The JV Final Offer shall remain open for acceptance for a
period of 5 Business Days following receipt by RCI of the JV
Final Offer. If on expiry of the RS Counter Offer Period, JV
Shareholder has not in writing taken one of the actions
referred to in subclause (i), (ii) or (iii) of this clause
(h), JV Shareholder shall be deemed to have rejected the RS
Counter Offer. If JV Shareholder has rejected or is deemed to
have rejected the RS Counter Offer and if no JV Final Offer
has been made, or if an JV Final Offer has been made but RCI
has not in writing accepted the JV Final Offer within the
period of 5 Business Days following receipt by RCI of the JV
Final Offer, then RCI shall be entitled to Transfer the
Offered Securities to a Third Party or Third Parties in
accordance with clause (i).
(i) Sale at Adjusted Price. During the period of 120 days
following the later of (i) the expiry of the RS Counter Offer
Period, and (ii) the expiry or rejection in writing by RCI of
the JV Final Offer, if any, (such period is hereinafter
referred to as the "Third Party Offer Period"), RCI may
Transfer all, but not less than all, of the Offered Securities
to any bona fide Third Party or Third Parties for
consideration per share no less than the Adjusted Price, as
such term is defined in clause (j). In the event that no sale
<PAGE>
to a bona fide Third Party or Third Parties has been completed
prior to the expiry of the Third Party Offer Period, RCI shall
be entitled and required to comply again with the Right of
First Negotiation in accordance with its terms in the event
that RCI proposes any subsequent Transfer of Securities
provided that RCI shall have no right to give a subsequent
Sale Notice to JV Shareholder under clause (b) for a period of
60 days following the expiry of the Third Party Offer Period
without prejudice to RCI's right to give an Offer Notice under
clause (o).
(j) "Adjusted Price" means for the purposes of clause (i), the
aggregate of (x) the price per share offered by JV Shareholder
pursuant to the highest offer made in writing by JV
Shareholder to RCI up to and including the JV Final Offer,
plus (y) 75% of the excess of (i) the price per share offered
by RCI pursuant to the RS Counter Offer or pursuant to the
lowest offer made in writing by RCI to JV Shareholder during
the RS Counter Offer Period; over (ii) the price per share
referred to in item (x) of this clause (j).

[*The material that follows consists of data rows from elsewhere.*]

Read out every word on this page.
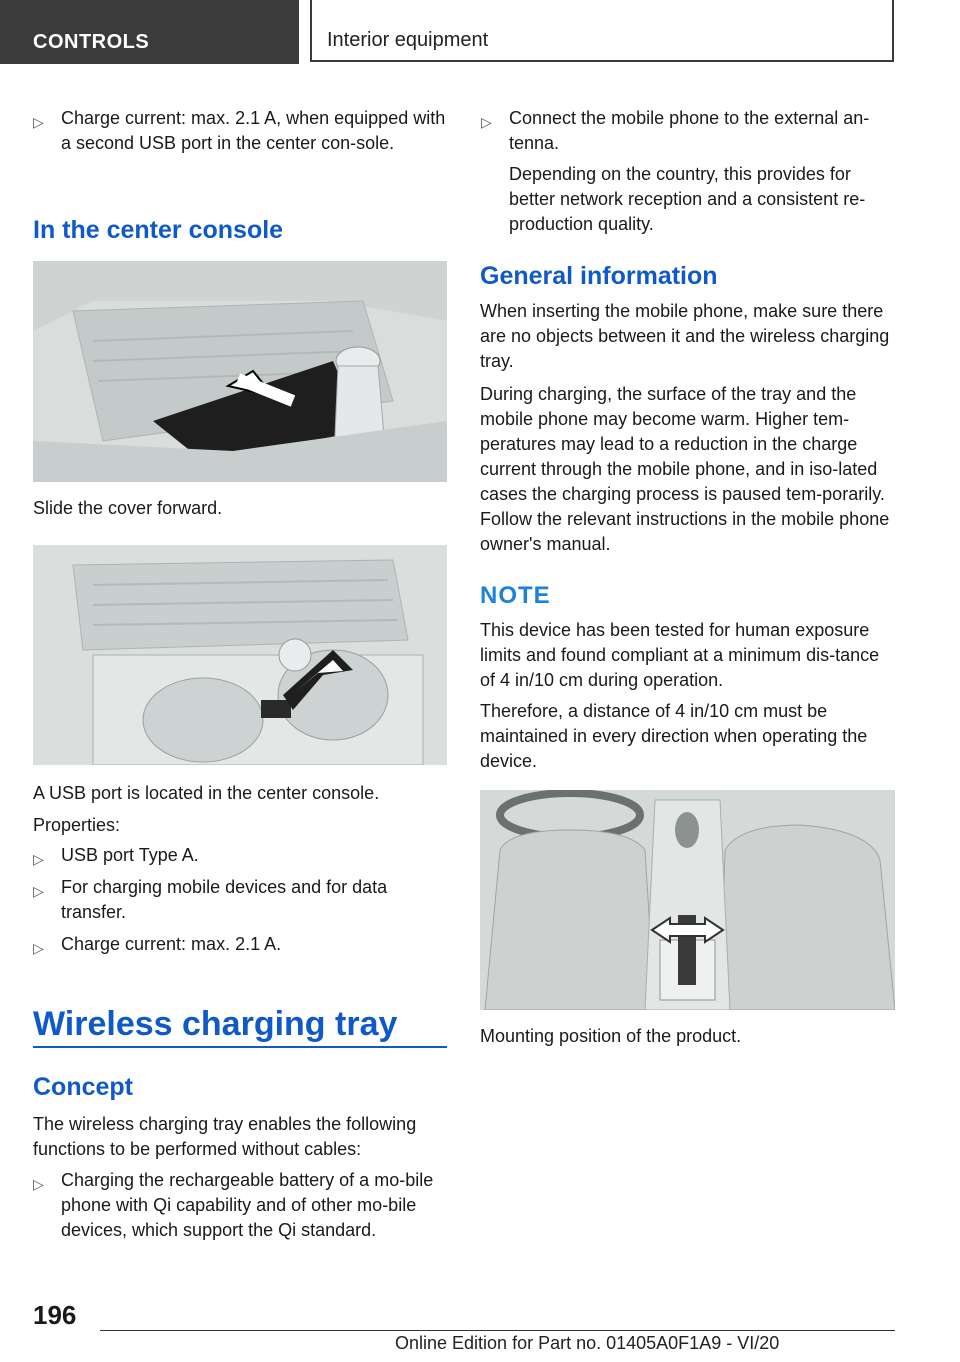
CONTROLS	Interior equipment
▷ Charge current: max. 2.1 A, when equipped with a second USB port in the center con-sole.
In the center console
Slide the cover forward.
A USB port is located in the center console.
Properties:
▷ USB port Type A.
▷ For charging mobile devices and for data transfer.
▷ Charge current: max. 2.1 A.
Wireless charging tray
Concept
The wireless charging tray enables the following functions to be performed without cables:
▷ Charging the rechargeable battery of a mo-bile phone with Qi capability and of other mo-bile devices, which support the Qi standard.
▷ Connect the mobile phone to the external an-tenna.
Depending on the country, this provides for better network reception and a consistent re-production quality.
General information
When inserting the mobile phone, make sure there are no objects between it and the wireless charging tray.
During charging, the surface of the tray and the mobile phone may become warm. Higher tem-peratures may lead to a reduction in the charge current through the mobile phone, and in iso-lated cases the charging process is paused tem-porarily. Follow the relevant instructions in the mobile phone owner's manual.
NOTE
This device has been tested for human exposure limits and found compliant at a minimum dis-tance of 4 in/10 cm during operation.
Therefore, a distance of 4 in/10 cm must be maintained in every direction when operating the device.
Mounting position of the product.
196
Online Edition for Part no. 01405A0F1A9 - VI/20
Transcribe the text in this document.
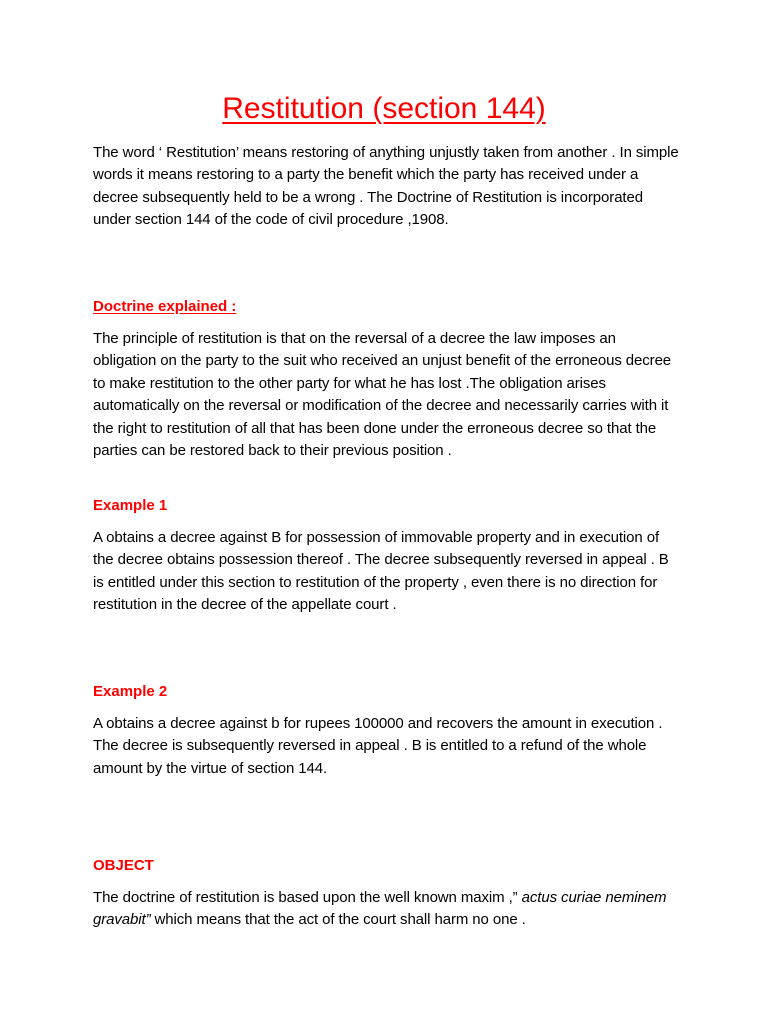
Restitution (section 144)

The word ‘ Restitution’ means restoring of anything unjustly taken from another . In simple words it means restoring to a party the benefit which the party has received under a decree subsequently held to be a wrong . The Doctrine of Restitution is incorporated under section 144 of the code of civil procedure ,1908.

Doctrine explained :

The principle of restitution is that on the reversal of a decree the law imposes an obligation on the party to the suit who received an unjust benefit of the erroneous decree to make restitution to the other party for what he has lost .The obligation arises automatically on the reversal or modification of the decree and necessarily carries with it the right to restitution of all that has been done under the erroneous decree so that the parties can be restored back to their previous position .

Example 1

A obtains a decree against B for possession of immovable property and in execution of the decree obtains possession thereof . The decree subsequently reversed in appeal . B is entitled under this section to restitution of the property , even there is no direction for restitution in the decree of the appellate court .

Example 2

A obtains a decree against b for rupees 100000 and recovers the amount in execution . The decree is subsequently reversed in appeal . B is entitled to a refund of the whole amount by the virtue of section 144.

OBJECT

The doctrine of restitution is based upon the well known maxim ,” actus curiae neminem gravabit” which means that the act of the court shall harm no one .
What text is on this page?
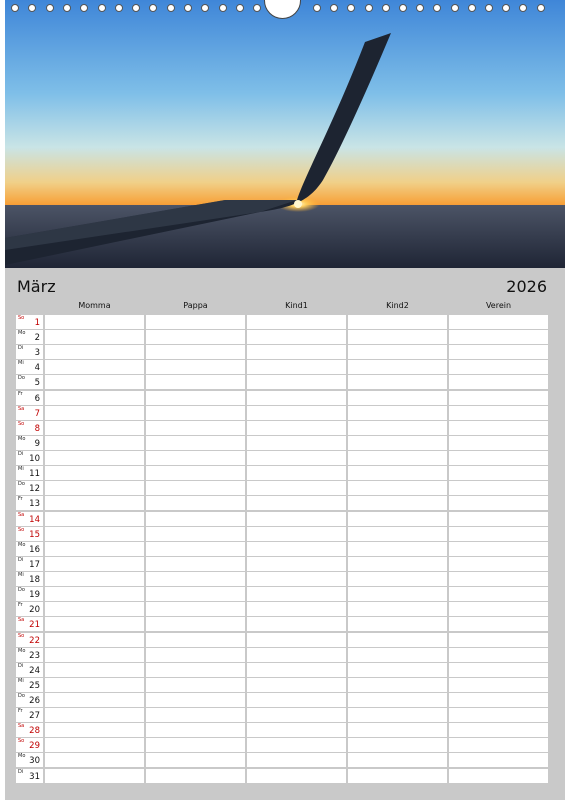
März	2026
Momma	Pappa	Kind1	Kind2	Verein
So 1
Mo 2
Di 3
Mi 4
Do 5
Fr 6
Sa 7
So 8
Mo 9
Di 10
Mi 11
Do 12
Fr 13
Sa 14
So 15
Mo 16
Di 17
Mi 18
Do 19
Fr 20
Sa 21
So 22
Mo 23
Di 24
Mi 25
Do 26
Fr 27
Sa 28
So 29
Mo 30
Di 31
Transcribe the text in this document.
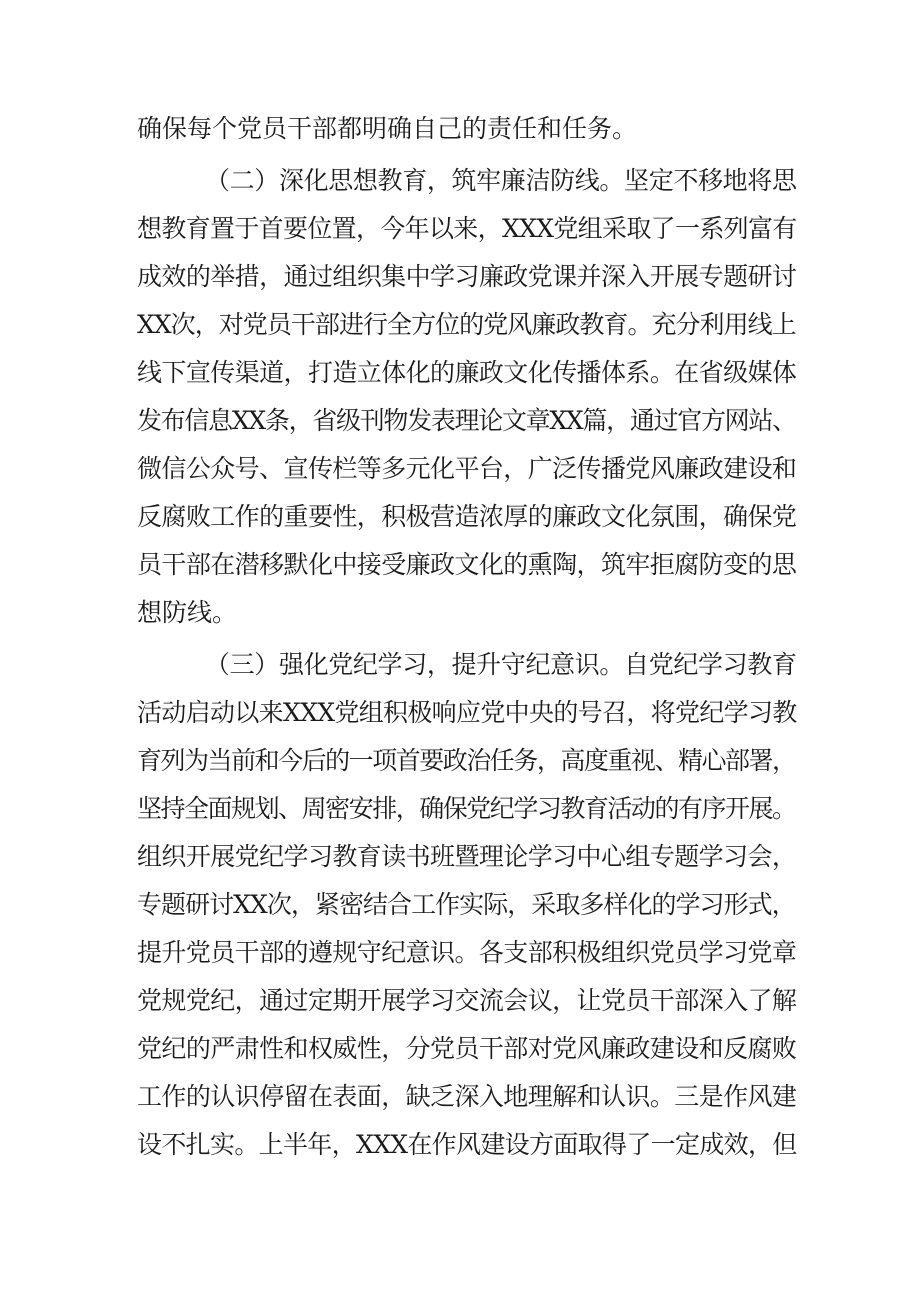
确保每个党员干部都明确自己的责任和任务。
（二）深化思想教育，筑牢廉洁防线。坚定不移地将思
想教育置于首要位置，今年以来，XXX党组采取了一系列富有
成效的举措，通过组织集中学习廉政党课并深入开展专题研讨
XX次，对党员干部进行全方位的党风廉政教育。充分利用线上
线下宣传渠道，打造立体化的廉政文化传播体系。在省级媒体
发布信息XX条，省级刊物发表理论文章XX篇，通过官方网站、
微信公众号、宣传栏等多元化平台，广泛传播党风廉政建设和
反腐败工作的重要性，积极营造浓厚的廉政文化氛围，确保党
员干部在潜移默化中接受廉政文化的熏陶，筑牢拒腐防变的思
想防线。
（三）强化党纪学习，提升守纪意识。自党纪学习教育
活动启动以来XXX党组积极响应党中央的号召，将党纪学习教
育列为当前和今后的一项首要政治任务，高度重视、精心部署，
坚持全面规划、周密安排，确保党纪学习教育活动的有序开展。
组织开展党纪学习教育读书班暨理论学习中心组专题学习会，
专题研讨XX次，紧密结合工作实际，采取多样化的学习形式，
提升党员干部的遵规守纪意识。各支部积极组织党员学习党章
党规党纪，通过定期开展学习交流会议，让党员干部深入了解
党纪的严肃性和权威性，分党员干部对党风廉政建设和反腐败
工作的认识停留在表面，缺乏深入地理解和认识。三是作风建
设不扎实。上半年，XXX在作风建设方面取得了一定成效，但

(k) Piggy-Back/Carry-Along Rights. If RCI proposes to Transfer
the Offered Securities or Offer Securities (as defined in
clause (o)) to a Third Party who is a Designated Material
Competitor of AT&T and if, after giving effect to such
Transfer, RCI would own Securities to which are attached less
than a majority of the voting rights sufficient to elect a
majority of directors of RCMCI, then RCI shall obtain from the
Third Party or Third Parties a bona fide offer addressed to JV
Shareholder (a "Piggy-Back Offer") to purchase all of the
Securities owned by JV Shareholder at the same price and on
the same terms and conditions as are contained in the offer
(the "Third Party Offer") by the Third Party or Third Parties
to purchase the Offered Securities or the Offer Securities, as
the case may be, provided that JV Shareholder shall be
required to provide only customary representations, warranties
and covenants and shall not be bound by any non-competition or
other obligations of the seller and RCI shall deliver the
<PAGE>
Piggy-Back Offer to JV Shareholder no later than 5 Business
Days after RCI enters into a binding agreement to sell the
Offered Securities or the Offer Securities, as the case may
be, to the Third Party or Third Parties. To the extent that
the consideration payable to RCI under the Third Party Offer
consists wholly or partly of securities, the Piggy-Back Offer
shall include an offer consisting of the same proportion of
securities and an all cash offer which includes the equivalent
in cash of the Fair Market Value of such securities. JV
Shareholder shall be entitled to elect the form of
consideration to be paid to it pursuant to the Piggy-Back
Offer provided that if it fails to advise the Third Party or
Third Parties of its election within 20 Business Days of
receipt of the Piggy-Back Offer it shall be deemed to have
elected to be paid entirely in cash. For greater certainty,
the Piggy-Back Offer shall be for the same price per Class A
Share and Class B Share held by JV Shareholder. The Piggy-Back
Offer shall be irrevocable and shall be open for acceptance by
JV Shareholder by written notice to the Third Party or Third
Parties given within the period of 10 Business Days following
receipt of the Piggy-Back Offer by JV Shareholder. RCI may
deliver to JV Shareholder together with the Piggy-Back Offer,
written notice to JV Shareholder (a "Carry-Along Notice")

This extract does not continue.